El severo ojo

Mi amigo dice siempre que Raphael es nuestro Cliff Richard

Un buen amigo suele traer a colación letras de canciones para aderezar los argumentos. Con esa forma difícil de explicar con la que algunos razonamientos de otros se nos quedan grabados, menciona con frecuencia al Raphael joven (Linares, Jaén, España) como un brote de modernidad de nuestro país. Cuando España no era moderna, pero se aceleraba para serlo: años sesenta y setenta; pelo largo y flequillo, vestimenta extravagante, nuevos iconos de ambos sexos; tonos y escalas de voz sin antecedentes, dramaturgias de escena y movimientos de baile yeyé que desagradaban a los que, severos, ostentaban bigotito recortado y gafas oscuras: el Régimen se contaminaba por ósmosis de un exterior pecaminoso, europeo y también de la mano irrefrenable del socio estadounidense. Algunos asistimos, de chamba, al prodigio del virus vivificante del rock que vino de la base militar de Rota: otra música entraba irremisiblemente en nuestra cultura. Con la complicidad de la televisión en cada casa de familia, un blanco y negro lleno de color, y demoniacos riffs de guitarra eléctrica en las casas de los marines.

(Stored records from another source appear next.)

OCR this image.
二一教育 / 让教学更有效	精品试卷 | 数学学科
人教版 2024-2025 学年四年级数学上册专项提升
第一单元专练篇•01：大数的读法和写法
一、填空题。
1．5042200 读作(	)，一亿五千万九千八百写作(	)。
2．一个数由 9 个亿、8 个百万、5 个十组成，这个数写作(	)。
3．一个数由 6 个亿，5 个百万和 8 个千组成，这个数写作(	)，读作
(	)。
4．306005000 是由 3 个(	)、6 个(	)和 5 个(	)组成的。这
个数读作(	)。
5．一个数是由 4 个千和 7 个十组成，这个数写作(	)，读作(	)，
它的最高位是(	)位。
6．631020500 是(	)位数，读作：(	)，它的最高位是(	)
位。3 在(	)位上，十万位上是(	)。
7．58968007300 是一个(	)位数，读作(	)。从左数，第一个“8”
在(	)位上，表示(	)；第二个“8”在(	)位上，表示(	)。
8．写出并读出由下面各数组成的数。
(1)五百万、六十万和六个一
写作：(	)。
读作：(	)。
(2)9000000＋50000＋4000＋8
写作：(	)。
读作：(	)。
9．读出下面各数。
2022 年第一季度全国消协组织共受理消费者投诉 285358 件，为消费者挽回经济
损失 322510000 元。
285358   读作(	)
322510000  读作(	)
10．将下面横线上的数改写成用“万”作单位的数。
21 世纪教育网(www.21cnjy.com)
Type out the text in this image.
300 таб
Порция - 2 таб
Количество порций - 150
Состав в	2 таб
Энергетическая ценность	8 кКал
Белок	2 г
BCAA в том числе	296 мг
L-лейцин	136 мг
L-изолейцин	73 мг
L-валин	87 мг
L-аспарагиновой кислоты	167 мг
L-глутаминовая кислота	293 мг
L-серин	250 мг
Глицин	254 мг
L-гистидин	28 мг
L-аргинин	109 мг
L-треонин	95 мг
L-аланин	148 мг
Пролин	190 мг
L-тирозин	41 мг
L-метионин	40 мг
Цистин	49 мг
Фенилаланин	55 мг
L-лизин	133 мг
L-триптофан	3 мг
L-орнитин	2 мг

Con esa reiteración que sustenta las amistades, mi amigo decía, y dice siempre, que Raphael es nuestro Cliff Richard, el cantante británico nacido en 1940 en Lucknow, nudo ferroviario de una India a la que le que quedaban siete años para dejar de ser colonia de Su Graciosa Majestad. Raphael es apenas tres años más joven. Ambos viven hoy, y quizá nunca se hayan tratado, pero la modernidad del intérprete de Balada triste de trompeta (1969) debe ser considerada más osada y asombrosa que la del intérprete de Congratulations, canción festivalera algo impropia del inglés, derrotada por un punto en el Eurovisión de ese mismo año por el La La La de Serrat, cantado por Massiel en campo contrario, en el Royal Albert Hall. Pero ni de lejos era lo mismo Londres que Madrid para expresarse con libertad en cualquier forma de arte, y concedamos que la canción ligera o el pop–apócope de “popular”– son tótems de la expresión artística contemporánea, ya fuente de clásicos. Cliff Richard había llegado antes aquí con Los jóvenes. Puede traducirse su entrada: “Los jóvenes, cariño, somos los jóvenes, y los jóvenes no debemos tener miedo de vivir el amor, mientras la llama es fuerte, porque no vamos a ser los jóvenes mucho tiempo. Mañana, por qué esperar a mañana, si algunas veces mañana nunca llega”.

Esta declaración del carpe diem con pantalón de pata ancha es un canto a la juventud, y ahora, el ahora de los jóvenes de ahora, la exigencia de vivir el presente se tiñe de cierta fatalidad en unas sociedades en las que las clases medias menguan y se precarizan, sin duda porque fueron las occidentales las mesocracias pioneras, y la oscura e inexorable ley de los ciclos hacen vieja una franja social que fue rompedora y fuerte. Lejos de la melancolía el argumento. Pero sí es responsabilidad de los que ya no son jóvenes la de dejar de juzgar las actitudes de las nuevas cohortes, idealizando lo que fueron –fuimos– al tiempo que se desprecia a las costumbres de los nuevos, a sus músicas para salir de farra o a la forma de circular en patinete, flagelando, desde un decadente púlpito, a justos igual que a pecadores. Que de unos y de otros siempre ha habido en una proporción que, podemos apostar, no ha variado. Si varía, in crescendo, la propensión de quien va pidiendo pista y se sabe a cubierto a afirmar, con vana e injusta certeza, que cualquier tiempo pasado fue mejor. “A nuestro parecer”, lo escribió Jorge Manrique. Hace cinco siglos.

Otras dos citas musicales. Carlos Santana: “Dejemos jugar a los niños”. Jethro Tull: “Demasiado viejo para el rock and roll, demasiado joven para morir”. Coda: vive y deja vivir (Bond, James Bond).